In general, the more diffused your resume, the more important it is to craft a coherent story for your career. If you find that employers can't easily grasp your potential, then you need to make the message idiot-proof. But that requires a truly objective assessment of your background as well as strengths and weaknesses, something that we're not always qualified to do ourselves. An outside perspective from a career coach can help to take the diverse streams of your career and tie them together into a compelling narrative that even a skeptical human resources professional would appreciate and value.

Your resume isn't as impressive as you think
If you've seen one of those Internet memes showing an athletic Daniel Craig in a tailored suit running smartly in a scene from a James Bond movie with the caption "What you think you look like when you're running" accompanied by the picture of an out-of-shape man in running shorts wheezing as he jogs, with the caption "What you really look like when you're running", you get the idea.

The power of your resume lies not just in the message but in how you communicate it. Just because you're impressed by your own work experience and education doesn't necessarily mean others will be too. The more competition there is for a job, the more imperative it is for your resume to jump out of the pile, but that requires a merciless assessment of how your resume will play with recruiters and an objective edit with the aid of a good coach. Given that your resume may be the only communication from you that many employers will ever see, it better be strong enough to get you an interview.

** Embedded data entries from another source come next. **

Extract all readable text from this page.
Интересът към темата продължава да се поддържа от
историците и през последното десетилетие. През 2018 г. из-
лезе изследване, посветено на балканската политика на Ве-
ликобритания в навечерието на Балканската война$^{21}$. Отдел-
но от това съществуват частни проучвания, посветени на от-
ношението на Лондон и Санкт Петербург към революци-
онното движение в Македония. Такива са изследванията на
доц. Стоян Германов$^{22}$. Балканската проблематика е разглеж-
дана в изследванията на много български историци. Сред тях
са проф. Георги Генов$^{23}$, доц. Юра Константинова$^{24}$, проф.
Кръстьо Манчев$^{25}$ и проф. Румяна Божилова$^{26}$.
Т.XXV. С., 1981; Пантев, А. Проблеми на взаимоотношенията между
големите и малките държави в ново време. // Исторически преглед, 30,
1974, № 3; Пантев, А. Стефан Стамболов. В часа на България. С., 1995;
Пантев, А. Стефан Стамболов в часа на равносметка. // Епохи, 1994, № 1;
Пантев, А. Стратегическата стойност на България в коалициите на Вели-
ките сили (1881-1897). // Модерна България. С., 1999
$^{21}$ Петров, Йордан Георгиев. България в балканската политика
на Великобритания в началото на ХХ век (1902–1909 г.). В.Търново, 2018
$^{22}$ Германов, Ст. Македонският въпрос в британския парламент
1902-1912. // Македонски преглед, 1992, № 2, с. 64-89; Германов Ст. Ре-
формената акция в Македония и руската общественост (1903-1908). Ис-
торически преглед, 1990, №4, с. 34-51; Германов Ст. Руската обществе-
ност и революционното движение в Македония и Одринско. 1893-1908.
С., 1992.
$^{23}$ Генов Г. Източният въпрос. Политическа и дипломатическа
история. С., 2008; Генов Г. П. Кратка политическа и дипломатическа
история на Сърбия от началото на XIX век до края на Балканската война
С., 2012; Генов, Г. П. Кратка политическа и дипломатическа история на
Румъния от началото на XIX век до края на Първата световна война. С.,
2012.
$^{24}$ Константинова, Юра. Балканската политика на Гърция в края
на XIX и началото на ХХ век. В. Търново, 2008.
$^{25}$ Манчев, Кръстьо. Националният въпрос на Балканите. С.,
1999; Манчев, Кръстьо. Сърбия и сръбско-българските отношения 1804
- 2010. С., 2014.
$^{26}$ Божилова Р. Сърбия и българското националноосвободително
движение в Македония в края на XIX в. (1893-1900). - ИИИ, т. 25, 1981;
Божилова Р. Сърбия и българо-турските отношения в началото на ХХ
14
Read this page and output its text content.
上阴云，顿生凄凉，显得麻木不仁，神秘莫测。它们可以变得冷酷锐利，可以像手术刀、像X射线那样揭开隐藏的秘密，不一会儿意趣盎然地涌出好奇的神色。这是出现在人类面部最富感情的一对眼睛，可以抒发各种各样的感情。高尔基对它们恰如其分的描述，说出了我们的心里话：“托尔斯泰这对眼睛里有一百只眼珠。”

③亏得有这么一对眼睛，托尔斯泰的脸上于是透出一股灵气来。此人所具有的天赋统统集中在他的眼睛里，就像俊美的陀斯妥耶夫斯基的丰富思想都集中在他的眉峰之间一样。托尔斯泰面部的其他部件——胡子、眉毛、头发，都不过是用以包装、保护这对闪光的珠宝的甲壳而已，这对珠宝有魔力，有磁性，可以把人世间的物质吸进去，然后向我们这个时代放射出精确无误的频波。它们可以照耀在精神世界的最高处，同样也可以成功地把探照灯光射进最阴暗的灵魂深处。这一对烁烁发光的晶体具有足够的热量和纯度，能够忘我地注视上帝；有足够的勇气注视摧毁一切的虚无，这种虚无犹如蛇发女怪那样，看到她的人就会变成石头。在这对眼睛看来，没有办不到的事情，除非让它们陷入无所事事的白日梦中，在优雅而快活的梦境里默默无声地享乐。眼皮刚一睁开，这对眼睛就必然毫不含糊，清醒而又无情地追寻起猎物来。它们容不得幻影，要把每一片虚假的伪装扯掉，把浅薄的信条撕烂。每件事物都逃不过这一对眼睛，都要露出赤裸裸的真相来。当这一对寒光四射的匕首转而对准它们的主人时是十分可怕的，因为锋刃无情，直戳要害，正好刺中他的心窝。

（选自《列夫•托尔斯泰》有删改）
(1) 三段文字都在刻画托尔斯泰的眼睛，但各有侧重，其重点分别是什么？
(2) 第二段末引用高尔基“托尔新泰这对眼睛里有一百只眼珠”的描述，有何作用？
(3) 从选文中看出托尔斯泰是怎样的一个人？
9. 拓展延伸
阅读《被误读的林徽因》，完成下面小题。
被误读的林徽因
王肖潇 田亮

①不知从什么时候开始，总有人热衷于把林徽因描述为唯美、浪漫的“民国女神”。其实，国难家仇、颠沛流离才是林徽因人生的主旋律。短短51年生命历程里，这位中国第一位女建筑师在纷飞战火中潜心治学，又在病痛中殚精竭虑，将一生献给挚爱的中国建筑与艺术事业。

You don't know your own potential
This is possibly the biggest reason to use a career coach. Your capabilities go beyond what you learned in college or in your last couple of jobs, but you may not realize it. It doesn't help that most recruiters think in fairly uninspired terms about job qualifications, forcing candidates to ignore some of their hidden talents and focus exclusively on professional clichés and on sales volumes, funds raised, cost savings, and other quantitative metrics that only tell part of the story.

But unless you just want to be part of the herd, you need to uncover what you may not even know you have. As discussed earlier, a career coach is a business therapist whose job it is to force you to recognize (and learn how to present) your buried strengths, special talents, gathered wisdom, and untapped potential. The question you need to ask yourself is whether you're satisfied realizing only part of your professional potential or want to push the envelope and show the world what you are really capable of.

For all these reasons, getting a coach may not be a luxury or a superfluous exercise, but a very smart career move.

S. Kumar is a tech and business commentator. He has worked in technology, media, and telecom investment banking. He is not a career coach.